Силы небесные, я обожаю эту женщину.
— Неужели ты настолько разуверился в нашей дружбе, что даже прячешь от меня свою самку, подозревая в желании навредить ей?
Хард, одетый во все черное и с такого же цвета распущенными волосами, выступил из-за крайнего дерева, как если бы и сам был порождением ночной мглы.
— Ты шел пешком, не летел. Так, словно хотел приблизиться незаметно.
— Всего лишь потому, что в округе слишком много всякого народу, показываться которому я не стремился. Но точно не для того, чтобы коварно прервать твой пикничок и навредить той, кого ты упрямо и ошибочно, по моему мнению, зовешь своей.
— Твое мнение в этом вопросе меня не интересует.
— Очень жаль. Но могу я все же на правах друга, конечно, возможно, бывшего для тебя, поговорить с тобой наедине? Клянусь своей семьей, что пришел один, и как бы мне ни казалась неправильной твоя связь с человеком, не было и не будет у меня мысли вредить, той, что тебе сейчас дорога. Наоборот, обещаю защищать ее, если придется. По крайней мере, пока ты не прозреешь. — Хард сдержанно и с оттенком насмешки кивнул Летти. — Хотя мне интересно, что будет делать твоя человеческая женщина, когда найдется единственная наших родных кровей самка, что будет претендовать на тебя.
— Может, пошлю ее на хрен, как и некоторых слишком любопытных и бестактных друзей, сующих свой нос куда не просят? — без малейшей дрожи в голосе ответила Войт. — Но могу и попытаться попортить шкуру чем-то острым или огнестрельным, если не достигнем понимания с первого раза.
Я же уже говорил, что обожаю эту женщину? Да? Ладно, тогда могу упомянуть, что за малым не кончил от откровенной агрессии в ее тоне и языке тела и уж, естественно, от смысла слов. Второй раз за сутки она открыто заявляет, что меня присвоила. Хард всегда говорил, что у наших самок собственнический инстинкт развит едва ли чуть слабее, чем у самцов, и я, торжествуя, вопросительно поднял бровь, глядя ему в лицо. Наставник, кажется, растерял свою невозмутимость лишь на мгновение, но тут же взял себя в руки и развернулся.
— На пару слов. Это ненадолго, — рыкнул он и скрылся в темноте.
Обернувшись к Летти, я увидел, что она смотрит зло и колюче в том направлении, где исчез Хард. Очевидно, что между моим наставником и моей женщиной абсолютно взаимная неприязнь. Угнетало ли меня это? Нисколько. Войт не нежная лилия, язвительность и враждебность Харда ее не проймет и даже не заденет, скорее, это родная среда обитания для нее. Морально она ему не уступит, а физически он поклялся не вредить ей. Но если рискнет… будет много шума, крови и разрушений.

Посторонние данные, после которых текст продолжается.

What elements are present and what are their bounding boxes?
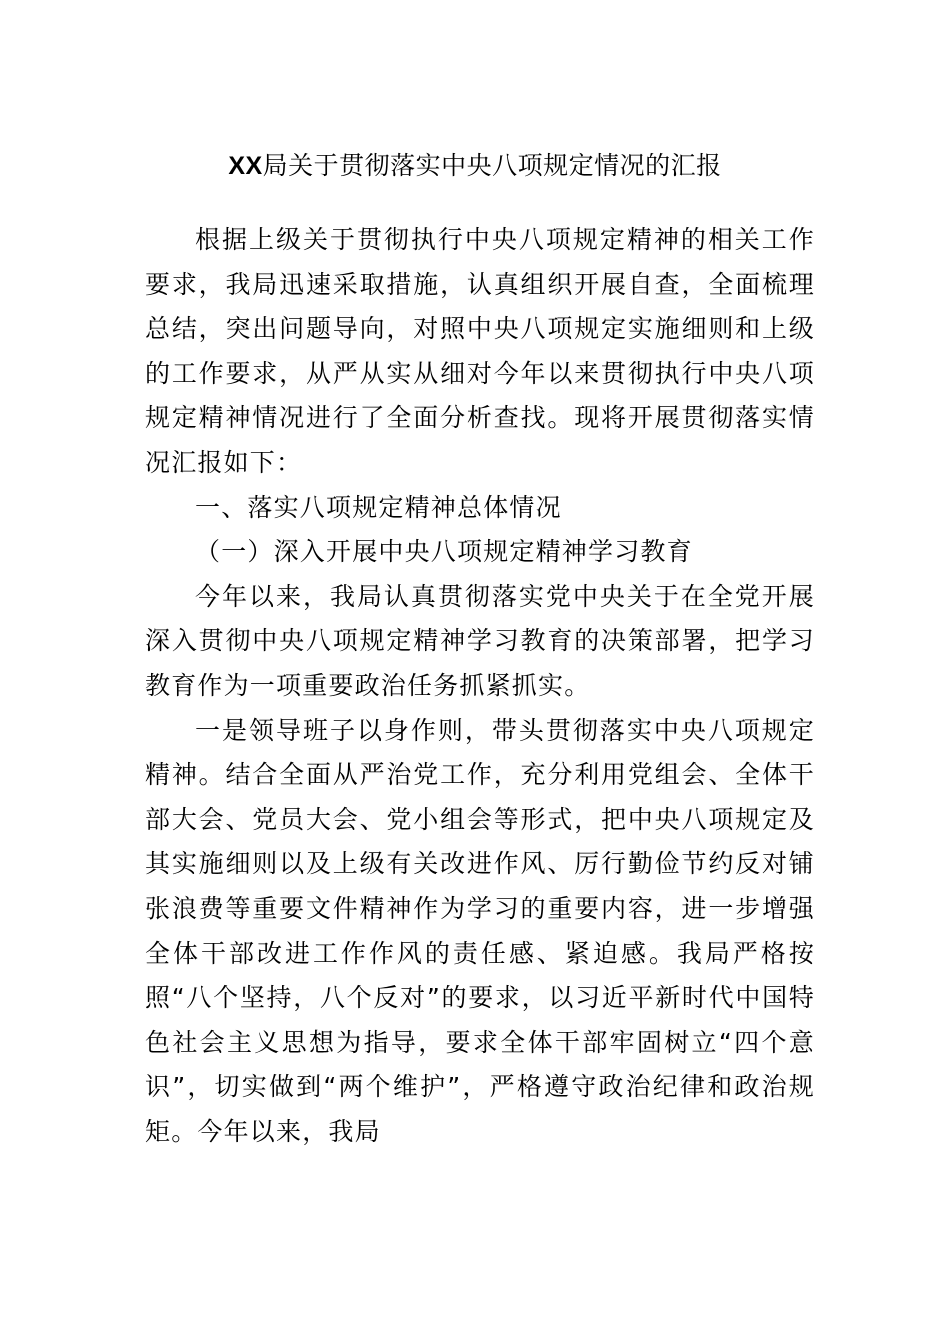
title-prefix: XX	[228, 152, 263, 180]
body-paragraph: 今年以来，我局认真贯彻落实党中央关于在全党开展深入贯彻中央八项规定精神学习教育的决策部署，把学习教育作为一项重要政治任务抓紧抓实。	[145, 581, 815, 700]
body-paragraph: 一是领导班子以身作则，带头贯彻落实中央八项规定精神。结合全面从严治党工作，充分利用党组会、全体干部大会、党员大会、党小组会等形式，把中央八项规定及其实施细则以及上级有关改进作风、厉行勤俭节约反对铺张浪费等重要文件精神作为学习的重要内容，进一步增强全体干部改进工作作风的责任感、紧迫感。我局严格按照“八个坚持，八个反对”的要求，以习近平新时代中国特色社会主义思想为指导，要求全体干部牢固树立“四个意识”，切实做到“两个维护”，严格遵守政治纪律和政治规矩。今年以来，我局	[145, 715, 815, 1146]
subsection-heading: （一）深入开展中央八项规定精神学习教育	[195, 537, 693, 567]
document-body	[145, 218, 815, 1154]
intro-paragraph: 根据上级关于贯彻执行中央八项规定精神的相关工作要求，我局迅速采取措施，认真组织开展自查，全面梳理总结，突出问题导向，对照中央八项规定实施细则和上级的工作要求，从严从实从细对今年以来贯彻执行中央八项规定精神情况进行了全面分析查找。现将开展贯彻落实情况汇报如下：	[145, 225, 815, 477]
title-text: 局关于贯彻落实中央八项规定情况的汇报	[262, 151, 722, 180]
document-title	[0, 146, 950, 186]
section-heading: 一、落实八项规定精神总体情况	[195, 492, 562, 522]
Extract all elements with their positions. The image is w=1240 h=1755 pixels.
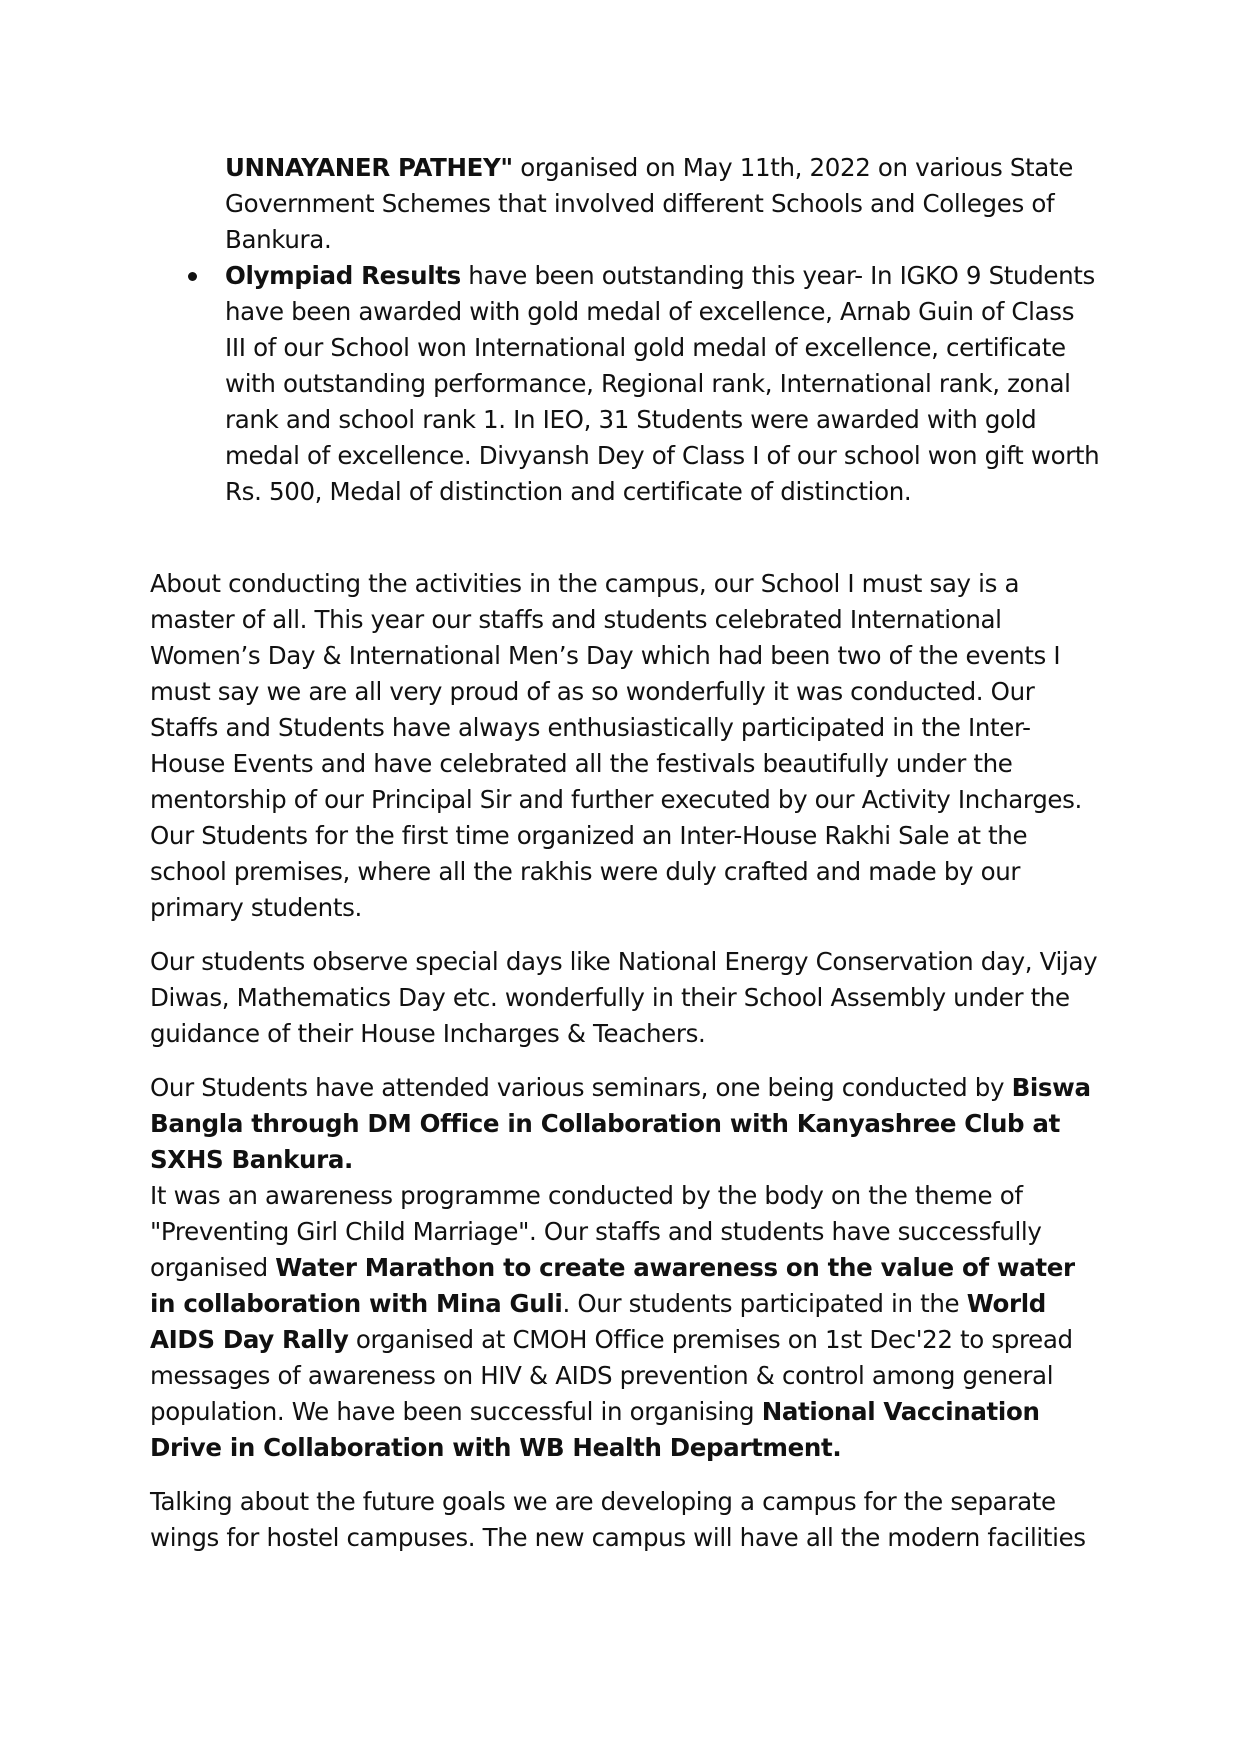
paragraph-activities: About conducting the activities in the campus, our School I must say is a master of all. This year our staffs and students celebrated International Women’s Day & International Men’s Day which had been two of the events I must say we are all very proud of as so wonderfully it was conducted. Our Staffs and Students have always enthusiastically participated in the Inter-House Events and have celebrated all the festivals beautifully under the mentorship of our Principal Sir and further executed by our Activity Incharges. Our Students for the first time organized an Inter-House Rakhi Sale at the school premises, where all the rakhis were duly crafted and made by our primary students. [150,569,1082,922]
bullet-list [150,150,1100,510]
body-text: organised on May 11th, 2022 on various State Government Schemes that involved different Schools and Colleges of Bankura. [225,153,1073,254]
body-text: organised at CMOH Office premises on 1st Dec'22 to spread messages of awareness on HIV & AIDS prevention & control among general population. We have been successful in organising [150,1325,1073,1426]
body-text: have been outstanding this year- In IGKO 9 Students have been awarded with gold medal of excellence, Arnab Guin of Class III of our School won International gold medal of excellence, certificate with outstanding performance, Regional rank, International rank, zonal rank and school rank 1. In IEO, 31 Students were awarded with gold medal of excellence. Divyansh Dey of Class I of our school won gift worth Rs. 500, Medal of distinction and certificate of distinction. [225,261,1100,506]
body-text: Our Students have attended various seminars, one being conducted by [150,1073,1012,1102]
paragraph-future-goals: Talking about the future goals we are developing a campus for the separate wings for hostel campuses. The new campus will have all the modern facilities [150,1487,1086,1552]
paragraph-seminars [150,1070,1100,1466]
document-page [150,150,1100,1556]
bold-text: Olympiad Results [225,261,461,290]
bold-text: UNNAYANER PATHEY" [225,153,513,182]
bold-text: Water Marathon to create awareness on the value of water in collaboration with Mina Guli [150,1253,1075,1318]
bold-text: World AIDS Day Rally [150,1289,1046,1354]
body-text: It was an awareness programme conducted by the body on the theme of "Preventing Girl Child Marriage". Our staffs and students have successfully organised [150,1181,1042,1282]
body-text: . Our students participated in the [562,1289,967,1318]
bullet-item-continued [150,150,1100,258]
bold-text: Biswa Bangla through DM Office in Collaboration with Kanyashree Club at SXHS Bankura. [150,1073,1091,1174]
bullet-item-olympiad [150,258,1100,510]
paragraph-special-days: Our students observe special days like National Energy Conservation day, Vijay Diwas, Mathematics Day etc. wonderfully in their School Assembly under the guidance of their House Incharges & Teachers. [150,947,1098,1048]
bold-text: National Vaccination Drive in Collaboration with WB Health Department. [150,1397,1040,1462]
bullet-icon [188,272,197,281]
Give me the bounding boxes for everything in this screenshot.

— Иди, меня не нужно стеречь, и бежать я точно не собираюсь. А вот объясниться нам придется позже, де-е-етка, — протянула она, усмехнувшись мне кривовато.
Я нахально сграбастал ее и поцеловал, не торопясь, обстоятельно, давая какие угодно обещания и вкладывая преклонение перед ее невозмутимостью, особенно после недавнего столь нервного момента. Догнал Харда у речушки, где он стоял, изображая упрекающее мрачное изваяние на фоне серебра водной глади.
— Я не буду больше спорить с тобой об опрометчивости твоего выбора женщины. На самом деле, она достойна всего восхищения, что может дать ей мужчина, теперь я это вижу. Но этот мужчина и самец не ты. — Я только открыл рот, чтобы указать ему на то, что последнее утверждение мало похоже на "не буду спорить", но Хард опередил меня: — Ты же никогда не выяснял, как звали и кем был тот, чью сущность пришлось поглотить ради обретения человеческой ипостаси?
— Какое это имеет значение? Он был почти мертв и его жизнь совершенно точно оконч… — Отчего-то мне захотелось немедленно остановиться, развернуться и уйти, да, к хренам, позорно сбежать от этого разговора. Мне это не нужно.